Die Körper sind schwer, der Raum ist metaphysisch. Vielleicht passen gerade in eine solche Raum- und Formvorstellung Antennen. Doch der »magische Realismus« strahlt hier nicht allein als Wiederverzauberung der Welt bei gleichzeitiger Entromantisierung, sondern auch in Form von Radiowellen, die damals selbst noch als Phänomene einer okkulten Sphäre galten, in der Kontakte zu Medien aller Art möglich waren. Im Falle der Radiolandschaft durchwirken sie unsichtbar nicht nur den Bildraum des Gemäldes, sondern strahlen gleichermaßen in den Raum des Betrachters hinein.

Birgit Schneider
  1. Schrimpf war bei dieser Ausstellung dabei, die die Kunstströmungen nach dem Expressionismus zusammenführen sollte. Inge Herold: Gustav F. Hartlaub und die »Neue Sachlichkeit« in Mannheim, in: Die neue Sachlichkeit. Deutschland – 1920er Jahre – August Sander, hrsg. v. Angela Lampe, Ausstellungskatalog, München 2022, S. 22-26.

  2. Franz Roh: Georg Schrimpf. Seine kunstgeschichtliche Stellung. 1924, Nachdruck in Wolfgang Storch: Georg Schrimpf und Maria Uhden. Leben und Werk, Berlin 1985, S. 142.

  3. Zitiert nach einer Email. In Fürstenfeldbruck wiederum erinnert der Straßenname »Senderstraße« eventuell noch an eine solche Station im Ortsteil Maisach.

  4. http://www.wabweb.net/radio/radio/ismaning.htm [eingesehen 20.10.2022]

  5. Oskar Maria Graf, 1923, zitier nach Storch: Georg Schrimpf und Maria Uhden, S. 127.

  6. Franz Roh über Georg Schrimpf. Seine Kunsthistorische Stellung, 1924. Zitiert nach Storch: Georg Schrimpf und Maria Uhden, S. 143.

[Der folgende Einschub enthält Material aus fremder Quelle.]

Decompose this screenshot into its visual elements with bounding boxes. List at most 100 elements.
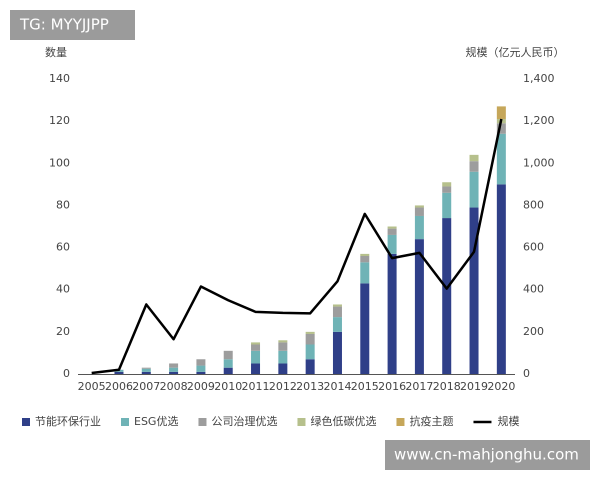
- bar-segment: [496, 184, 506, 374]
- bar-segment: [442, 218, 452, 374]
- y2-tick-label: 1,000: [523, 156, 555, 169]
- x-tick-label: 2005: [78, 380, 106, 393]
- y-tick-label: 40: [56, 283, 70, 296]
- bar-segment: [496, 123, 506, 134]
- bar-segment: [169, 371, 179, 374]
- bar-segment: [196, 371, 206, 374]
- legend-label: 绿色低碳优选: [310, 414, 376, 428]
- legend-swatch: [121, 418, 129, 426]
- bar-segment: [141, 371, 151, 374]
- bar-segment: [251, 363, 261, 374]
- bar-segment: [414, 205, 424, 208]
- line: [91, 118, 503, 375]
- bar-segment: [414, 207, 424, 216]
- y-tick-label: 0: [63, 367, 70, 380]
- bar-segment: [360, 253, 370, 256]
- bar-segment: [251, 342, 261, 345]
- bar-segment: [141, 367, 151, 369]
- bar-segment: [305, 344, 315, 360]
- bar-segment: [469, 154, 479, 162]
- bar-segment: [223, 359, 233, 368]
- bar-segment: [332, 317, 342, 332]
- bar-segment: [305, 333, 315, 345]
- legend-label: 节能环保行业: [35, 414, 101, 428]
- bar-segment: [442, 186, 452, 193]
- bar-segment: [469, 161, 479, 172]
- watermark: TG: MYYJJPP: [19, 16, 109, 34]
- bar-segment: [251, 350, 261, 364]
- x-tick-label: 2019: [460, 380, 488, 393]
- x-tick-label: 2009: [187, 380, 215, 393]
- x-tick-label: 2018: [433, 380, 461, 393]
- legend-swatch: [297, 418, 306, 426]
- x-tick-label: 2011: [242, 380, 270, 393]
- x-tick-label: 2015: [351, 380, 379, 393]
- bar-segment: [387, 234, 397, 254]
- bar-segment: [332, 331, 342, 374]
- y-tick-label: 60: [56, 241, 70, 254]
- legend-swatch: [396, 418, 405, 426]
- bar-segment: [223, 350, 233, 360]
- y-tick-label: 140: [49, 72, 70, 85]
- y2-axis-label: 规模（亿元人民币）: [466, 45, 565, 59]
- bar-segment: [169, 367, 179, 372]
- bar-segment: [360, 262, 370, 284]
- bar-segment: [141, 368, 151, 372]
- watermark: www.cn-mahjonghu.com: [394, 446, 579, 464]
- bar-segment: [278, 363, 288, 374]
- x-tick-label: 2007: [132, 380, 160, 393]
- legend-label: 抗疫主题: [409, 414, 453, 428]
- legend-label: 公司治理优选: [211, 414, 277, 428]
- y2-tick-label: 200: [523, 325, 544, 338]
- bar-segment: [442, 192, 452, 219]
- x-tick-label: 2014: [323, 380, 351, 393]
- legend: 节能环保行业 ESG优选 公司治理优选 绿色低碳优选 抗疫主题 规模: [22, 414, 519, 428]
- y-tick-label: 120: [49, 114, 70, 127]
- bar-segment: [360, 283, 370, 374]
- bar-segment: [251, 344, 261, 351]
- bar-segment: [414, 215, 424, 240]
- x-tick-label: 2006: [105, 380, 133, 393]
- bar-segment: [196, 359, 206, 366]
- bar-segment: [496, 133, 506, 185]
- y2-tick-label: 800: [523, 198, 544, 211]
- x-tick-label: 2017: [405, 380, 433, 393]
- bar-segment: [469, 171, 479, 208]
- bar-segment: [278, 342, 288, 351]
- watermark-box: [385, 440, 590, 470]
- y2-tick-label: 600: [523, 241, 544, 254]
- y-tick-label: 100: [49, 156, 70, 169]
- bar-segment: [332, 306, 342, 318]
- x-tick-label: 2016: [378, 380, 406, 393]
- bar-segment: [223, 367, 233, 374]
- plot: 0 20 40 60 80 100 120 140 0 200 400 600 800 1,000 1,20…: [49, 72, 555, 393]
- x-tick-label: 2010: [214, 380, 242, 393]
- y2-tick-label: 1,400: [523, 72, 555, 85]
- bar-segment: [360, 256, 370, 263]
- bar-segment: [387, 226, 397, 229]
- x-tick-label: 2020: [487, 380, 515, 393]
- legend-swatch: [198, 418, 207, 426]
- x-tick-label: 2012: [269, 380, 297, 393]
- y-axis-label: 数量: [45, 46, 67, 59]
- legend-label: ESG优选: [134, 415, 178, 428]
- y2-tick-label: 1,200: [523, 114, 555, 127]
- bar-segment: [442, 182, 452, 187]
- y2-tick-label: 0: [523, 367, 530, 380]
- bar-segment: [278, 350, 288, 364]
- bar-segment: [496, 106, 506, 120]
- x-tick-label: 2008: [160, 380, 188, 393]
- bar-segment: [332, 304, 342, 307]
- bar-segment: [387, 228, 397, 235]
- x-tick-label: 2013: [296, 380, 324, 393]
- bar-segment: [387, 253, 397, 374]
- bar-segment: [114, 371, 124, 374]
- watermark-box: [10, 10, 135, 40]
- bar-segment: [278, 340, 288, 343]
- y-tick-label: 80: [56, 198, 70, 211]
- y-tick-label: 20: [56, 325, 70, 338]
- bar-segment: [305, 331, 315, 334]
- legend-swatch: [22, 418, 30, 426]
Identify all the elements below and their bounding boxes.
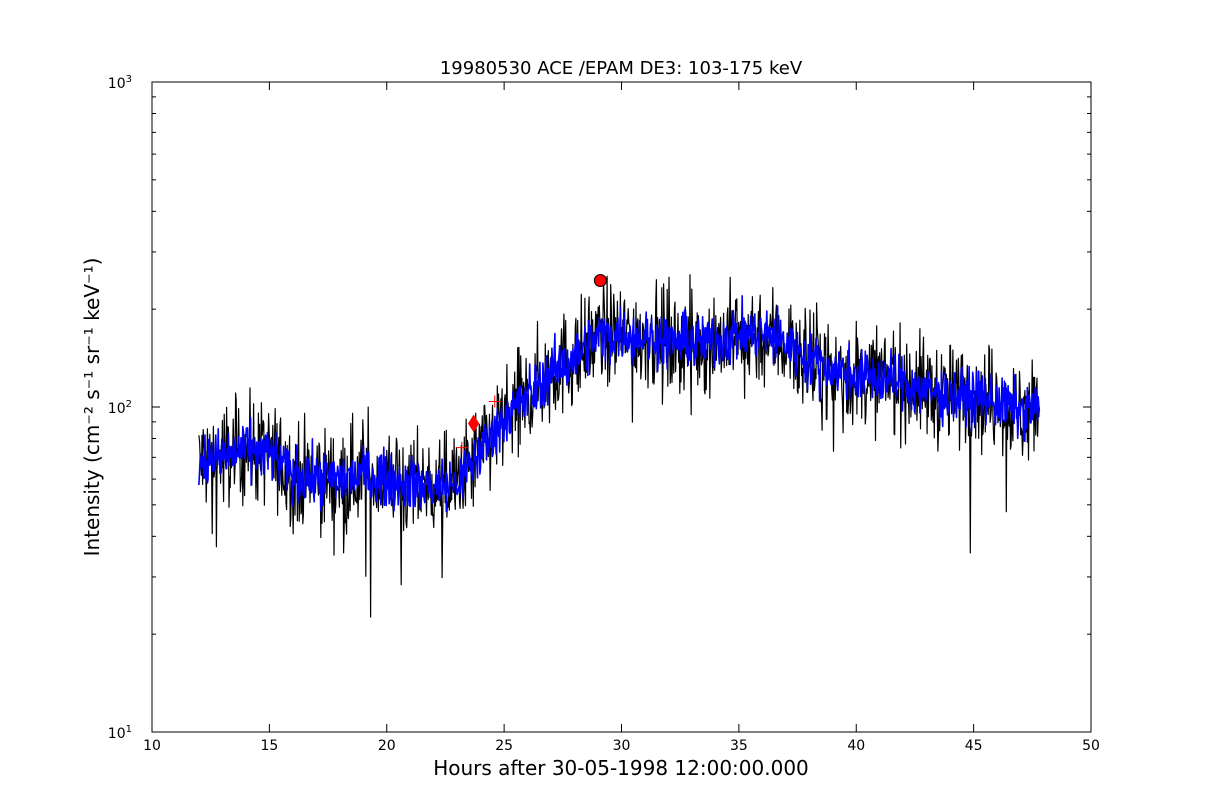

  7. Ortspolizeiliche Vorschrift über die Ausführung von Hochantennen Marktgemeinderat Fürstenfeldbruck am 2. Februar 1925 für private Funkanlagen https://www.fuerstenfeldbruck.de/ffb/web.nsf/id/li_stadtarchiv_august2014.html [eingesehen am 20.10.22]

  8. Diesen Begriff prägte Frank Roh in seinem Werk Nach-Expressionismus – Magischer Realismus: Probleme der neuesten europäischen Malerei, Leipzig 1925.

  9. Carlo Carra, 1924, zitiert nach Storch: Georg Schrimpf und Maria Uhden, S. 122.